SpectatorsStefan Holm / 

Post by: Jason Saltmarsh, Swiftwick athlete. 

Running is often a solitary struggle. For some, an impassive face hides the battles raging within. For others, a tortured grimace reveals the massive effort of racing. Keep pushing. Suffering is only temporary. Shut up, legs!

The faraway look you see in a runner’s eyes is real. I’ve completed races where I can’t recall crossing a bridge, or running past a national landmark. There comes a point in almost every race where I crawl deep into my own head to find the strength to keep going. In those moments, the world gets quiet, and I see nothing but the thirty-foot patch of gray asphalt that lies in front of me.
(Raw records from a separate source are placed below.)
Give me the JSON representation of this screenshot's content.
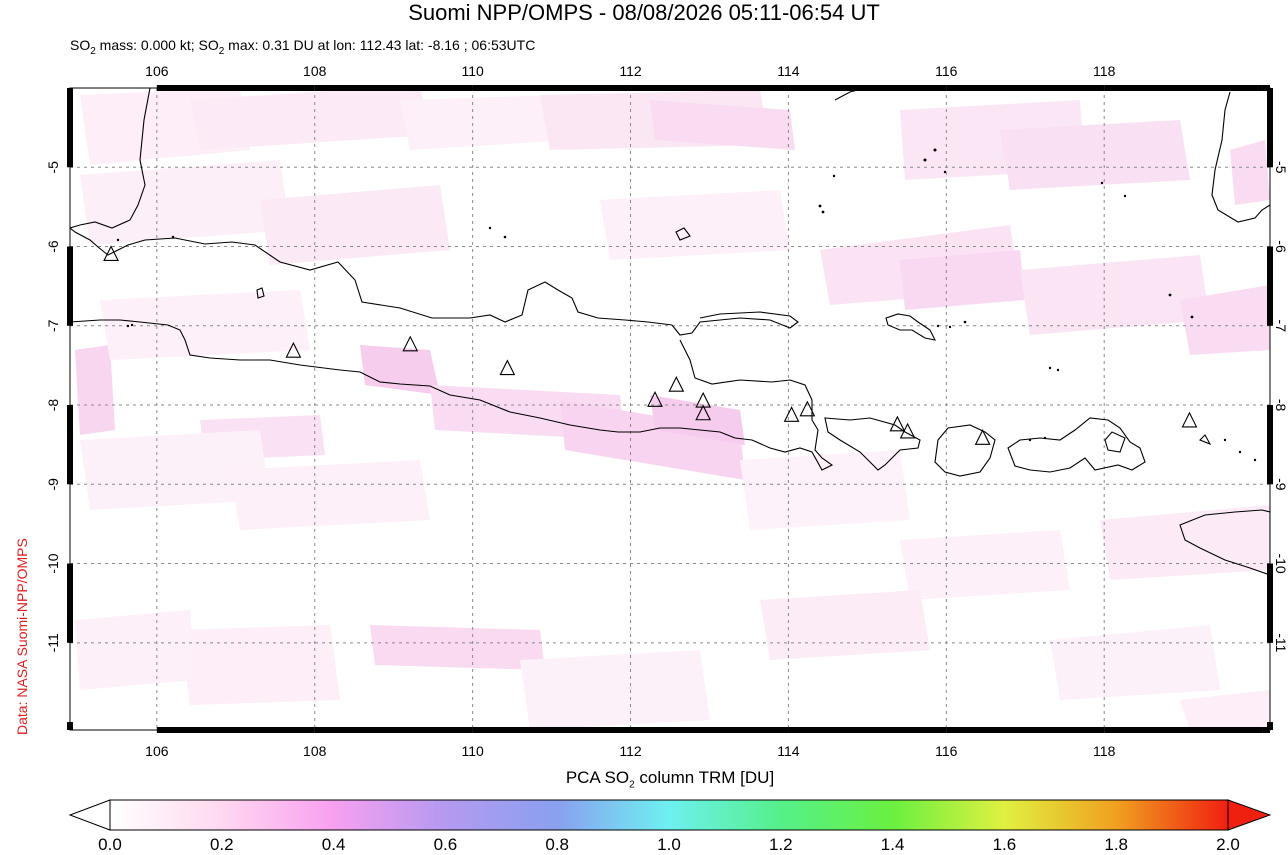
{
  "header": {
    "title": "Suomi NPP/OMPS - 08/08/2026 05:11-06:54 UT",
    "subtitle_prefix": "SO",
    "subtitle_sub1": "2",
    "subtitle_mid": " mass: 0.000 kt; SO",
    "subtitle_sub2": "2",
    "subtitle_rest": " max: 0.31 DU at lon: 112.43 lat: -8.16 ; 06:53UTC"
  },
  "credit": "Data: NASA Suomi-NPP/OMPS",
  "map": {
    "lon_range": [
      104.9,
      120.1
    ],
    "lat_range": [
      -12.1,
      -4.0
    ],
    "lon_ticks": [
      "106",
      "108",
      "110",
      "112",
      "114",
      "116",
      "118"
    ],
    "lat_ticks": [
      "-5",
      "-6",
      "-7",
      "-8",
      "-9",
      "-10",
      "-11"
    ],
    "gridlines": true
  },
  "volcanoes": [
    {
      "lon": 105.42,
      "lat": -6.1
    },
    {
      "lon": 107.73,
      "lat": -7.32
    },
    {
      "lon": 109.21,
      "lat": -7.24
    },
    {
      "lon": 110.44,
      "lat": -7.54
    },
    {
      "lon": 112.31,
      "lat": -7.94
    },
    {
      "lon": 112.58,
      "lat": -7.75
    },
    {
      "lon": 112.92,
      "lat": -7.95
    },
    {
      "lon": 112.92,
      "lat": -8.11
    },
    {
      "lon": 114.04,
      "lat": -8.13
    },
    {
      "lon": 114.24,
      "lat": -8.06
    },
    {
      "lon": 115.38,
      "lat": -8.25
    },
    {
      "lon": 115.51,
      "lat": -8.34
    },
    {
      "lon": 116.46,
      "lat": -8.42
    },
    {
      "lon": 119.08,
      "lat": -8.2
    }
  ],
  "colorbar": {
    "label_prefix": "PCA SO",
    "label_sub": "2",
    "label_suffix": " column TRM [DU]",
    "ticks": [
      "0.0",
      "0.2",
      "0.4",
      "0.6",
      "0.8",
      "1.0",
      "1.2",
      "1.4",
      "1.6",
      "1.8",
      "2.0"
    ],
    "colors": [
      "#ffffff",
      "#ffd8f0",
      "#f7a0f0",
      "#b49af0",
      "#8aa0f0",
      "#6ef0f0",
      "#55f08a",
      "#6af040",
      "#e0f040",
      "#f0a020",
      "#f02010"
    ]
  }
}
Amazingly, a single word can pull me back to the surface and fill my world with brilliant colors and a cacophony of cheers. “Go, Jason!” Hearing my name and seeing a smiling face is enough to give me a huge boost of energy. My struggle is no longer my own. The stranger who shouts my name takes the burden from my shoulders and makes it there own for a brief moment. It’s a display of generosity and kindness that can literally move a runner to tears.

Before running the 2014 New York City Marathon, I wrote my name on the front of my shirt with a black sharpie.  I heard my name shouted hundreds of times and smiled more during that race than I have at any other. The two million fans lifted my spirits and made me feel invincible. I pumped my fist and high-fived every hand I could reach as I crossed the Willis Avenue bridge into the Bronx at mile 20. A year earlier, I had hit the wall at this same spot. Back then, nobody knew my name and nobody seemed to care.

Spectators and runners have a symbiotic relationship. Runners who interact with the crowd are rewarded with encouragement and cheers. Spectators want to be rewarded for their efforts as well. So, we all must give a little to get a little. A simple “thank you” or wave from a passing runner goes a long way. In fact, a little positive reinforcement can be enough to motivate a fan to cheer louder and clap longer in hopes that another personal connection can be made.

Psychologists refer to this principle as intermittent reinforcement. It’s a very successful reward system. A person never knows when the reward will come, but they keep exhibiting the behavior in hopes that it will happen soon. Gamblers and fisherman are very familiar with this concept of unpredictable rewards. And, as it turns out, so are the crowds that line the course at road races.

The next time you race, remember that you’re not alone. The cheering fans you see along the course are your allies. They can lift you up and pull you along when you’re struggling. They can even make you feel invincible at mile 20. All you have to do is smile, nod, wave and show them you care.